In the first project, Dr. Greengard and researchers in his laboratory identified gamma-secretase activating protein (gSAP), and showed that it stimulates an enzyme called gamma-secretase that is responsible for producing beta-amyloid. This discovery was published in the September 2 issue of the journal Nature. The process of inhibiting gSAP did not prove toxic to the cells in models of Alzheimer’s disease, a factor that has plagued many other experimental treatments that inhibit beta-amyloid. This discovery therefore opens a new door for research into highly specific anti-amyloid drugs that do not harm the body.

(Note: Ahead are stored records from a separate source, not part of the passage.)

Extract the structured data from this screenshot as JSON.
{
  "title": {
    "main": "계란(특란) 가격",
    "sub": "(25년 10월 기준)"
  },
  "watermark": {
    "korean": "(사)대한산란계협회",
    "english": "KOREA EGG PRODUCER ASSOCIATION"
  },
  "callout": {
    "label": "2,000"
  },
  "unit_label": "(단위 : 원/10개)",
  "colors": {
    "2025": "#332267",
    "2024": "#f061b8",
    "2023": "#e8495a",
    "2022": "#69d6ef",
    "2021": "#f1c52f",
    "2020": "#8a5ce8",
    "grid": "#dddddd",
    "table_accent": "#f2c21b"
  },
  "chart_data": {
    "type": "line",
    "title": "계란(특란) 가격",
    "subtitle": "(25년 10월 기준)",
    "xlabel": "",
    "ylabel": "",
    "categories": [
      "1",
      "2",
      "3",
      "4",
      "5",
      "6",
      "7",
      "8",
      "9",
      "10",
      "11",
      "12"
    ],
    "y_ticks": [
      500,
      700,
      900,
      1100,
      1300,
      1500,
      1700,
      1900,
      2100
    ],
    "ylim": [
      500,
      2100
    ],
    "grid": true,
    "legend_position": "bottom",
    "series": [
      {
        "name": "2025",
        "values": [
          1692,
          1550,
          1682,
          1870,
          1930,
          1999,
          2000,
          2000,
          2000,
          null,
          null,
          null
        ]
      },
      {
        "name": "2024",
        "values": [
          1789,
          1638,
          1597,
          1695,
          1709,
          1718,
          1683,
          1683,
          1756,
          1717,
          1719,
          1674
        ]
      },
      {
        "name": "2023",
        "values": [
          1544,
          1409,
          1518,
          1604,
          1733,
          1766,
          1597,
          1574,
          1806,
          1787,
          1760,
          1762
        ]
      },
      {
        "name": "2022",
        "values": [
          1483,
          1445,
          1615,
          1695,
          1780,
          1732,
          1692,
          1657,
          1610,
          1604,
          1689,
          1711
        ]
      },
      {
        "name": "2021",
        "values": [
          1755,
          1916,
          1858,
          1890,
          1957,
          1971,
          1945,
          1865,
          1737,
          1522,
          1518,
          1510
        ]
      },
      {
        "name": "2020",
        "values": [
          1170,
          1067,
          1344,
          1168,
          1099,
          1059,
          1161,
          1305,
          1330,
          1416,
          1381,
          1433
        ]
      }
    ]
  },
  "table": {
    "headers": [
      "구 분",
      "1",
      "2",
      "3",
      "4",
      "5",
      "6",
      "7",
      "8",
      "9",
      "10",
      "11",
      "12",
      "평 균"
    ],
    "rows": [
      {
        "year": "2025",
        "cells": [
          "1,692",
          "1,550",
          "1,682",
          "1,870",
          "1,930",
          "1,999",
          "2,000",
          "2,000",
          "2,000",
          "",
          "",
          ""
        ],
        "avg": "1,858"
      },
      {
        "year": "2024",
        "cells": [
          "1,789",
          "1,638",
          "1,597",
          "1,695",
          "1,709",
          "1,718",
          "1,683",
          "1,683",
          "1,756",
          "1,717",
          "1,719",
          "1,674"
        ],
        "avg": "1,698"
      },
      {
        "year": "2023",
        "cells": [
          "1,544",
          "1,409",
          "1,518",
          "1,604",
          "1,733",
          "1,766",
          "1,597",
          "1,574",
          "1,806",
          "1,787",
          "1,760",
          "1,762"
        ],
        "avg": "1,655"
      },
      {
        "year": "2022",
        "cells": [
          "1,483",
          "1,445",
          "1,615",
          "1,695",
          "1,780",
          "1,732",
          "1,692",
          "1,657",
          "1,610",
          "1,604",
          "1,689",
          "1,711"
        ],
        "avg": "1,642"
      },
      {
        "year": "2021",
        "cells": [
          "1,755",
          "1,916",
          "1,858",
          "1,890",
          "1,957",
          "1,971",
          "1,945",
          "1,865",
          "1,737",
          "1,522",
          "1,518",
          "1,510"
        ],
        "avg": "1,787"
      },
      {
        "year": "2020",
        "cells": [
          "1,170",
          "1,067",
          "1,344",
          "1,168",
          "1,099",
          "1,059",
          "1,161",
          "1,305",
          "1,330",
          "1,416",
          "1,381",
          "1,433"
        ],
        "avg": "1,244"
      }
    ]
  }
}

In the more recent study, published in the March 7, 2011 issue of the Journal of Federation of American Societies for Experimental Biology (FASEB), they succeeded in accelerating the breakdown of beta-amyloid. They discovered that a process called autophagy reduces the buildup of beta-amyloid in isolated cells and might be utilized to eliminate the buildup of beta-amyloid in the brains of Alzheimer’s patients. Autophagy is a process cells use to “clean out” the debris from their interiors, including unwanted materials such as the protein aggregates that are hallmarks of Alzheimer’s disease. The scientists discovered that a compound called SMER28 lowers the level of beta-amyloid found in nerve cells. This occurs because SMER28 stimulates autophagy, which then rids the cell of beta-amyloid.
“Our work demonstrates that small molecules can be developed as therapies, by activating autophagy, to prevent Alzheimer’s disease,” says Marc Flajolet, a research assistant professor in Greengard’s lab. “By increasing our understanding of autophagy, it may be possible to stimulate it, pharmacologically or naturally, to improve the quality of life for aging people.”